少女は首を振り、奇妙な表情を浮かべた。「私が見たのは...残骸だけです」

「何だって?」

「黒い石の破片、破壊された柵、そして...大きな穴です」彼女は額を擦りながら言った。「以前アエゴサお姉さまを見つけた遺跡で見た光景と同じでした。私はそれ以上追跡せず、キャンプの残骸を二周しただけで戻ってきました」

また穴か?ローランは呆然とした。この穴の中にも巨大な這虫がいるのだろうか?前回は這虫が遺跡の石塔を飲み込んだとして、今回は...悪魔のキャンプごと持ち去ったというのか?
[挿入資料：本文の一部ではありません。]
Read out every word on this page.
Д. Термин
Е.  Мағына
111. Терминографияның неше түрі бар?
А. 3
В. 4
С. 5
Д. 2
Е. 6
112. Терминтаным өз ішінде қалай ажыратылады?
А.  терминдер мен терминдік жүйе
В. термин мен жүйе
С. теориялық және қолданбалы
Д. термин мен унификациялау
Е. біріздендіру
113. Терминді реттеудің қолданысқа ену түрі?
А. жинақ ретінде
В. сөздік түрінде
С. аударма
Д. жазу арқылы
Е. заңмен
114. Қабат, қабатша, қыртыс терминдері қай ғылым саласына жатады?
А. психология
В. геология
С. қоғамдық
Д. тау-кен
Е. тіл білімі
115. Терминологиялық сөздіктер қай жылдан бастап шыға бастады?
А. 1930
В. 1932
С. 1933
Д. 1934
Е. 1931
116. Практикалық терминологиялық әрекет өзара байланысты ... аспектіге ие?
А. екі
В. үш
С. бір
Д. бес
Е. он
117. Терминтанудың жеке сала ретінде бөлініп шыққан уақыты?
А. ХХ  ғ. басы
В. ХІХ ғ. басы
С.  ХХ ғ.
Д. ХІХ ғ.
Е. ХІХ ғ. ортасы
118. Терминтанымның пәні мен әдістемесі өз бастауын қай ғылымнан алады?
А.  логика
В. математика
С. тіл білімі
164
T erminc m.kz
二つの出来事の間に、自分が見落としている重要な情報があるのではないだろうか?

彼は頭を振って、頭に浮かんだ疑問を一時的に押し下げた。「それ以外に何か発見はあったか?」

「ありません...キャンプ全体が空っぽで、悪魔は一匹も見ませんでした」

「キラキラした魔石も見つからなかったグー!」マクシーが付け加えた。

「わかった」ローランは少し考えた後、すぐに手配を決めた。白髪の少女を見つめながら、「まずナイチンゲールとソロヤを連れてこの場所に行き、現場の光景をすべて描いてきてくれ。それからナイチンゲールとシルヴィーに交代して、見落としがないか確認してほしい」

「なぜソロヤとシルヴィーを直接行かせないんですか?」ライトニングは尋ねた。

「万が一悪魔の飛行獣に遭遇した場合、マクシーは相手を振り切れないからだ」ローランは簡単に説明した。「そういう状況では、ナイチンゲールが霧で魔女の逃走を隠蔽し、空中で加速して離脱すればいい」

……

ソロヤの「写真」はすぐにローランの前に並べられた。

ライトニングが言った通り、東西に倒れた柵の中央には、直径約五、六メートルの大穴があり、周囲の積雪と土が混ざり合って、何かにかき混ぜられたかのようだった。砕けた黒い石の破片が傍らに散らばり、その大部分は土の中に押し込まれていた。明らかに巨大な生物だけがこのような破壊を引き起こせるはずだ。

シルヴィーの発見は彼をさらに不安にさせた——地下の通路は雪山の山脈に向かって進んでおり、迷いの森の遺跡で見つかった穴の方向と完全に一致していた。

それらはすべて同じ場所を指し示していた。